Ben Üstadımdan işittim ki: “Hazret-i Mevlânâ Hindistan’dan Tarîk-ı Nakşîyi getirdiği vakit, Bağdat dairesi, Şâh-ı Geylânî’nin ba’delmemat, hayatta olduğu gibi tasarrufunda idi. Hazret-i Mevlânâ manen bu tasarrufu cây-ı kabûl göremedi. Şâh-ı Nakşibend ile İmam-ı Rabbanî’nin ruhaniyetleri Bağdad’a gelip, Şâh-ı Geylanî’nin ziyaretine giderek rica etmişler ki: Mevlânâ Hâlid senin evlâdındır, kabûl et. Şâh-ı Geylânî onların iltimasını kabûl ederek Mevlânâ Hâlid’i kabûl etmiş. Ondan sonra Mevlânâ Hâlid birden parlamış. Bu vâkıa ehl-i keşifçe vâki ve meşhud olmuştur. O hâdise-i ruhaniyeyi o zaman ehl-i velâyetin bir kısmı müşahede etmiş, Bazıları da rü’ya ile görmüşler.” Üstadımın sözü burada tamam oldu.

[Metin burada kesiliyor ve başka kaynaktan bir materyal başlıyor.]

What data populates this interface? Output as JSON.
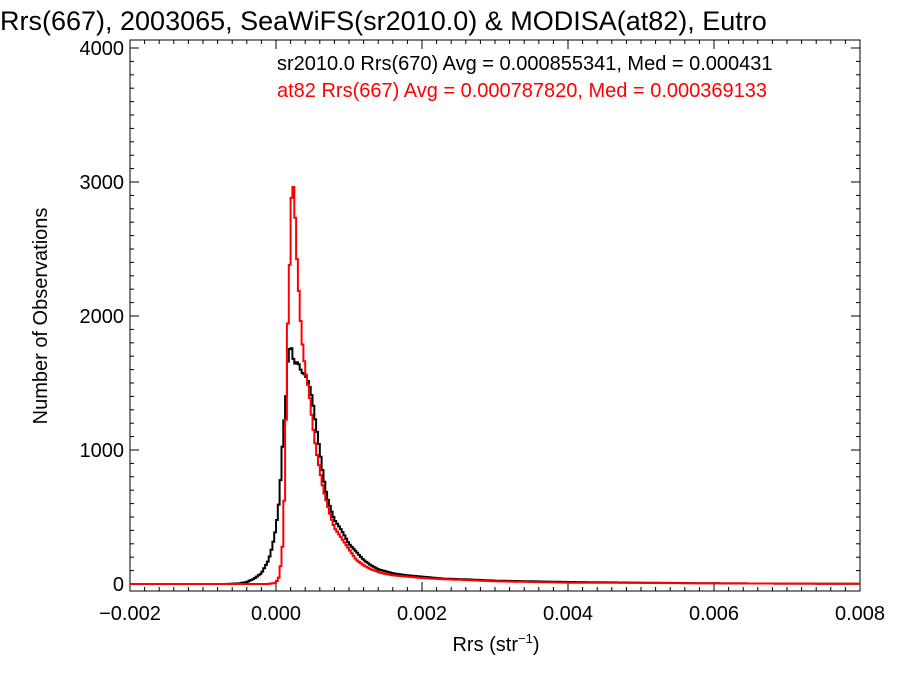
{
  "chart_data": {
    "type": "line",
    "title": "Rrs(667), 2003065, SeaWiFS(sr2010.0) & MODISA(at82), Eutro",
    "xlabel_main": "Rrs (str",
    "xlabel_sup": "−1",
    "xlabel_close": ")",
    "ylabel": "Number of Observations",
    "xlim": [
      -0.002,
      0.008
    ],
    "ylim": [
      0,
      4000
    ],
    "x_ticks": [
      -0.002,
      0.0,
      0.002,
      0.004,
      0.006,
      0.008
    ],
    "x_tick_labels": [
      "−0.002",
      "0.000",
      "0.002",
      "0.004",
      "0.006",
      "0.008"
    ],
    "y_ticks": [
      0,
      1000,
      2000,
      3000,
      4000
    ],
    "y_tick_labels": [
      "0",
      "1000",
      "2000",
      "3000",
      "4000"
    ],
    "grid": false,
    "legend": [
      {
        "text": "sr2010.0 Rrs(670) Avg = 0.000855341, Med = 0.000431",
        "color": "#000000"
      },
      {
        "text": "at82 Rrs(667) Avg = 0.000787820, Med = 0.000369133",
        "color": "#ff0000"
      }
    ],
    "legend_placement": "top-right",
    "series": [
      {
        "color": "#000000",
        "points": [
          [
            -0.002,
            0
          ],
          [
            -0.0007,
            0
          ],
          [
            -0.0005,
            5
          ],
          [
            -0.0004,
            15
          ],
          [
            -0.0003,
            40
          ],
          [
            -0.0002,
            80
          ],
          [
            -0.0001,
            180
          ],
          [
            -5e-05,
            280
          ],
          [
            0.0,
            420
          ],
          [
            5e-05,
            650
          ],
          [
            0.0001,
            1150
          ],
          [
            0.00013,
            1320
          ],
          [
            0.00016,
            1650
          ],
          [
            0.0002,
            1800
          ],
          [
            0.00025,
            1640
          ],
          [
            0.0003,
            1660
          ],
          [
            0.00035,
            1580
          ],
          [
            0.0004,
            1560
          ],
          [
            0.00045,
            1500
          ],
          [
            0.0005,
            1380
          ],
          [
            0.00055,
            1180
          ],
          [
            0.0006,
            1000
          ],
          [
            0.00065,
            800
          ],
          [
            0.0007,
            650
          ],
          [
            0.00075,
            560
          ],
          [
            0.0008,
            480
          ],
          [
            0.0009,
            400
          ],
          [
            0.001,
            300
          ],
          [
            0.0011,
            240
          ],
          [
            0.0012,
            180
          ],
          [
            0.0013,
            140
          ],
          [
            0.0014,
            110
          ],
          [
            0.0015,
            95
          ],
          [
            0.0016,
            80
          ],
          [
            0.0018,
            65
          ],
          [
            0.002,
            55
          ],
          [
            0.0023,
            40
          ],
          [
            0.0026,
            35
          ],
          [
            0.003,
            25
          ],
          [
            0.0035,
            20
          ],
          [
            0.004,
            15
          ],
          [
            0.005,
            10
          ],
          [
            0.006,
            5
          ],
          [
            0.007,
            3
          ],
          [
            0.008,
            2
          ]
        ]
      },
      {
        "color": "#ff0000",
        "points": [
          [
            -0.002,
            0
          ],
          [
            -0.0003,
            0
          ],
          [
            -0.0001,
            0
          ],
          [
            0.0,
            10
          ],
          [
            5e-05,
            60
          ],
          [
            0.0001,
            350
          ],
          [
            0.00013,
            1000
          ],
          [
            0.00016,
            1900
          ],
          [
            0.0002,
            2600
          ],
          [
            0.00022,
            3050
          ],
          [
            0.00025,
            2900
          ],
          [
            0.00028,
            2500
          ],
          [
            0.0003,
            2300
          ],
          [
            0.00035,
            1850
          ],
          [
            0.0004,
            1600
          ],
          [
            0.00045,
            1450
          ],
          [
            0.0005,
            1200
          ],
          [
            0.00055,
            1000
          ],
          [
            0.0006,
            850
          ],
          [
            0.00065,
            700
          ],
          [
            0.0007,
            600
          ],
          [
            0.00075,
            500
          ],
          [
            0.0008,
            420
          ],
          [
            0.0009,
            340
          ],
          [
            0.001,
            260
          ],
          [
            0.0011,
            180
          ],
          [
            0.0012,
            140
          ],
          [
            0.0013,
            110
          ],
          [
            0.0014,
            90
          ],
          [
            0.0015,
            75
          ],
          [
            0.0016,
            65
          ],
          [
            0.0018,
            55
          ],
          [
            0.002,
            45
          ],
          [
            0.0023,
            35
          ],
          [
            0.0026,
            30
          ],
          [
            0.003,
            20
          ],
          [
            0.0035,
            15
          ],
          [
            0.004,
            10
          ],
          [
            0.005,
            8
          ],
          [
            0.006,
            5
          ],
          [
            0.007,
            3
          ],
          [
            0.008,
            2
          ]
        ]
      }
    ]
  }
}
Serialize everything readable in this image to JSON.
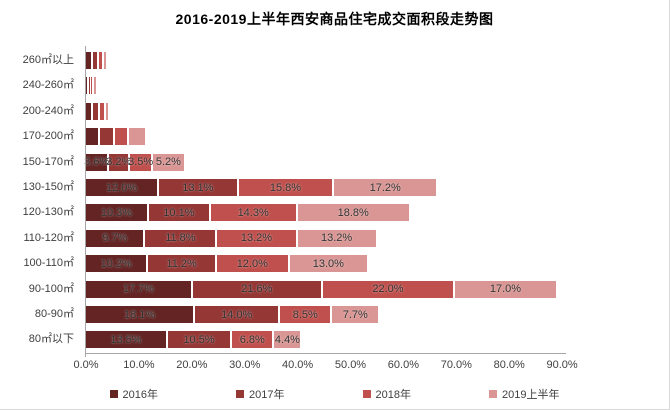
{
  "chart_data": {
    "type": "bar",
    "orientation": "horizontal",
    "stacked": true,
    "title": "2016-2019上半年西安商品住宅成交面积段走势图",
    "categories": [
      "260㎡以上",
      "240-260㎡",
      "200-240㎡",
      "170-200㎡",
      "150-170㎡",
      "130-150㎡",
      "120-130㎡",
      "110-120㎡",
      "100-110㎡",
      "90-100㎡",
      "80-90㎡",
      "80㎡以下"
    ],
    "series": [
      {
        "name": "2016年",
        "color": "#632423",
        "values": [
          0.9,
          0.1,
          0.9,
          2.1,
          3.6,
          12.0,
          10.3,
          9.7,
          10.2,
          17.7,
          18.1,
          13.5
        ]
      },
      {
        "name": "2017年",
        "color": "#953735",
        "values": [
          0.7,
          0.1,
          0.8,
          2.2,
          3.2,
          13.1,
          10.1,
          11.8,
          11.2,
          21.6,
          14.0,
          10.5
        ]
      },
      {
        "name": "2018年",
        "color": "#C0504D",
        "values": [
          0.5,
          0.1,
          0.6,
          2.0,
          3.5,
          15.8,
          14.3,
          13.2,
          12.0,
          22.0,
          8.5,
          6.8
        ]
      },
      {
        "name": "2019上半年",
        "color": "#D99694",
        "values": [
          0.2,
          0.3,
          0.4,
          2.6,
          5.2,
          17.2,
          18.8,
          13.2,
          13.0,
          17.0,
          7.7,
          4.4
        ]
      }
    ],
    "value_labels_visible_per_category": [
      false,
      false,
      false,
      false,
      true,
      true,
      true,
      true,
      true,
      true,
      true,
      true
    ],
    "value_label_format": "0.0%",
    "x_ticks": [
      "0.0%",
      "10.0%",
      "20.0%",
      "30.0%",
      "40.0%",
      "50.0%",
      "60.0%",
      "70.0%",
      "80.0%",
      "90.0%"
    ],
    "xlim": [
      0,
      90
    ],
    "grid": false,
    "legend_position": "bottom"
  }
}
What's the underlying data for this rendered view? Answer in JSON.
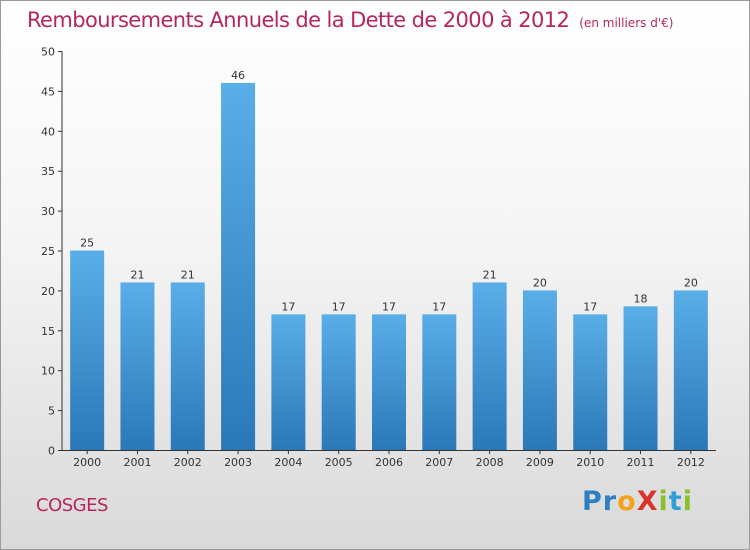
{
  "chart_data": {
    "type": "bar",
    "title": "Remboursements Annuels de la Dette de 2000 à 2012",
    "unit_note": "(en milliers d'€)",
    "categories": [
      "2000",
      "2001",
      "2002",
      "2003",
      "2004",
      "2005",
      "2006",
      "2007",
      "2008",
      "2009",
      "2010",
      "2011",
      "2012"
    ],
    "values": [
      25,
      21,
      21,
      46,
      17,
      17,
      17,
      17,
      21,
      20,
      17,
      18,
      20
    ],
    "ylim": [
      0,
      50
    ],
    "yticks": [
      0,
      5,
      10,
      15,
      20,
      25,
      30,
      35,
      40,
      45,
      50
    ],
    "xlabel": "",
    "ylabel": "",
    "grid": false,
    "colors": {
      "bar_top": "#5aaee8",
      "bar_bottom": "#2f7fc0",
      "title": "#b5265d",
      "axis": "#333333"
    }
  },
  "footer": {
    "town": "COSGES"
  },
  "logo": {
    "letters": [
      {
        "ch": "P",
        "color": "#2f7fc0"
      },
      {
        "ch": "r",
        "color": "#2f7fc0"
      },
      {
        "ch": "o",
        "color": "#f3a21b"
      },
      {
        "ch": "X",
        "color": "#d8342c"
      },
      {
        "ch": "i",
        "color": "#8bbf2c"
      },
      {
        "ch": "t",
        "color": "#2f9fd8"
      },
      {
        "ch": "i",
        "color": "#8bbf2c"
      }
    ]
  }
}
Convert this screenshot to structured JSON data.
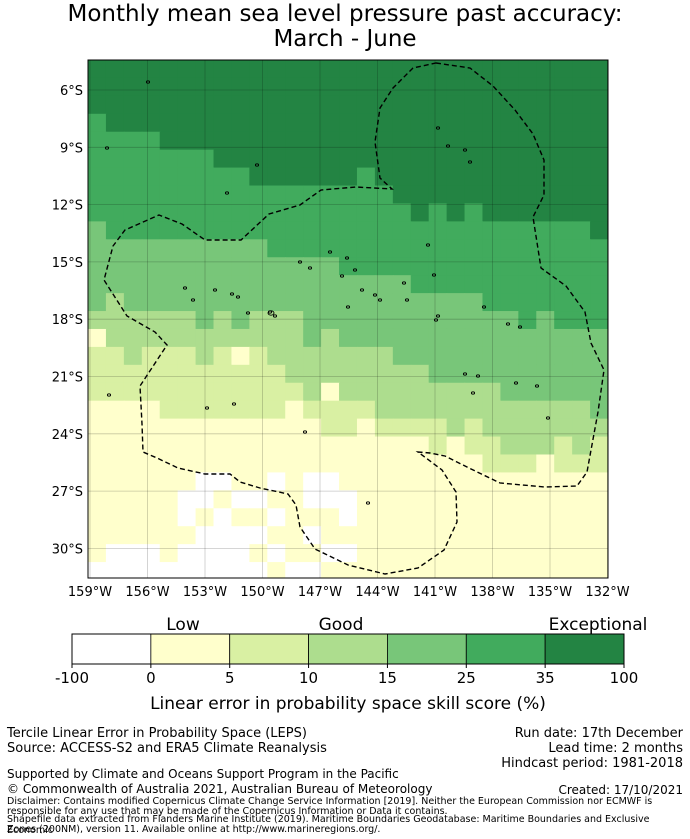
{
  "title": {
    "line1": "Monthly mean sea level pressure past accuracy:",
    "line2": "March - June"
  },
  "map": {
    "lat_ticks": [
      "6°S",
      "9°S",
      "12°S",
      "15°S",
      "18°S",
      "21°S",
      "24°S",
      "27°S",
      "30°S"
    ],
    "lon_ticks": [
      "159°W",
      "156°W",
      "153°W",
      "150°W",
      "147°W",
      "144°W",
      "141°W",
      "138°W",
      "135°W",
      "132°W"
    ],
    "grid": "on",
    "colors": {
      "c0": "#ffffff",
      "c1": "#ffffcc",
      "c2": "#d9f0a3",
      "c3": "#addd8e",
      "c4": "#78c679",
      "c5": "#41ab5d",
      "c6": "#238443"
    }
  },
  "colorbar": {
    "categories": [
      {
        "label": "Low",
        "anchor_value": 0
      },
      {
        "label": "Good",
        "anchor_value": 15
      },
      {
        "label": "Exceptional",
        "anchor_value": 100
      }
    ],
    "ticks": [
      "-100",
      "0",
      "5",
      "10",
      "15",
      "25",
      "35",
      "100"
    ],
    "title": "Linear error in probability space skill score (%)"
  },
  "footer": {
    "left": [
      "Tercile Linear Error in Probability Space (LEPS)",
      "Source: ACCESS-S2 and ERA5 Climate Reanalysis"
    ],
    "right": [
      "Run date: 17th December",
      "Lead time: 2 months",
      "Hindcast period: 1981-2018"
    ],
    "supported": "Supported by Climate and Oceans Support Program in the Pacific",
    "copyright": "© Commonwealth of Australia 2021, Australian Bureau of Meteorology",
    "created": "Created: 17/10/2021",
    "disclaimer": [
      "Disclaimer: Contains modified Copernicus Climate Change Service Information [2019]. Neither the European Commission nor ECMWF is",
      "responsible for any use that may be made of the Copernicus Information or Data it contains.",
      "Shapefile data extracted from Flanders Marine Institute (2019). Maritime Boundaries Geodatabase: Maritime Boundaries and Exclusive Economic",
      "Zones (200NM), version 11. Available online at http://www.marineregions.org/."
    ]
  }
}
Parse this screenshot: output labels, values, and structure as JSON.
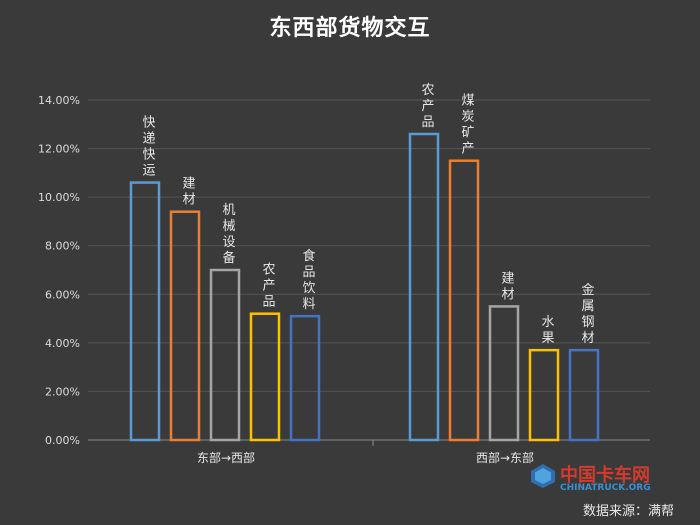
{
  "chart_data": {
    "type": "bar",
    "title": "东西部货物交互",
    "ylim": [
      0,
      14
    ],
    "yticks": [
      "0.00%",
      "2.00%",
      "4.00%",
      "6.00%",
      "8.00%",
      "10.00%",
      "12.00%",
      "14.00%"
    ],
    "grid": true,
    "groups": [
      {
        "name": "东部→西部",
        "bars": [
          {
            "label": "快递快运",
            "value": 10.6,
            "color": "#5b9bd5"
          },
          {
            "label": "建材",
            "value": 9.4,
            "color": "#ed7d31"
          },
          {
            "label": "机械设备",
            "value": 7.0,
            "color": "#a5a5a5"
          },
          {
            "label": "农产品",
            "value": 5.2,
            "color": "#ffc000"
          },
          {
            "label": "食品饮料",
            "value": 5.1,
            "color": "#4472c4"
          }
        ]
      },
      {
        "name": "西部→东部",
        "bars": [
          {
            "label": "农产品",
            "value": 12.6,
            "color": "#5b9bd5"
          },
          {
            "label": "煤炭矿产",
            "value": 11.5,
            "color": "#ed7d31"
          },
          {
            "label": "建材",
            "value": 5.5,
            "color": "#a5a5a5"
          },
          {
            "label": "水果",
            "value": 3.7,
            "color": "#ffc000"
          },
          {
            "label": "金属钢材",
            "value": 3.7,
            "color": "#4472c4"
          }
        ]
      }
    ]
  },
  "source_text": "数据来源：满帮",
  "watermark": {
    "cn": "中国卡车网",
    "en": "CHINATRUCK.ORG"
  }
}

[İkinci Fark] Üstadım kendi şahsiyetini merciilikten azletmiştir, yalnız Risale-i Nur’u merci gösteriyor. Hazret-i Mevlânânın şahsiyeti ise; kutb-ül-irşad ve merci-ül-has ve-l-âm olmuştur.
[Üçüncü Fark] Hazret-i Mevlânâ Zül’ecnihadır. Fakat zamanın muktezasiyle, Sünnet-i Seniyeye çok kuvvet vermekle beraber -ilm-i tarîkatı esas tutmak cihetiyle- tarîkatı daha ziyade tutmuş, o noktada sarf-ı himmet etmiş. Üstadım ise, şu dehşetli zamanın muktezasiyle, ilm-i hakikatı ve hakaik-ı imaniye cihetini iltizam ederek tarîkata üçüncü derecede bakmışlardır.
[Elhâsıl] Baştaki Hadîs-i Şerifin “Her yüz sene başında dini tecdit edecek bir müceddid gönderiyor” va’d-i İlâhîsine binaen, Hazret-i Mevlânâ Hâlid, ekser ehl-i hakikatça bin ikiyüz senesinin, yani onikinci asrın müceddididir. Mâdem tam yüz sene sonra, aynen dört cihette tevafuk ederek Risale-i Nur eczaları aynı vazifeyi görmüştür, kanaat verir ki, nass-ı Hadîsle Risale-i Nur, tecdid-i din hususunda bir müceddid hükmündedir. Benim Üstadım daima diyor ki: “Ben bir neferim, fakat müşir hizmetini görüyorum. Yâni: Kıymet bende değildir, Kur’ân-ı Hakîm’in feyzinden tereşşuh eden Risale-i Nur eczaları, bir müşiriyet-i maneviye hizmetini görüyorlar.” Üstadımı kızdırmamak için şahsını sena etmiyorum.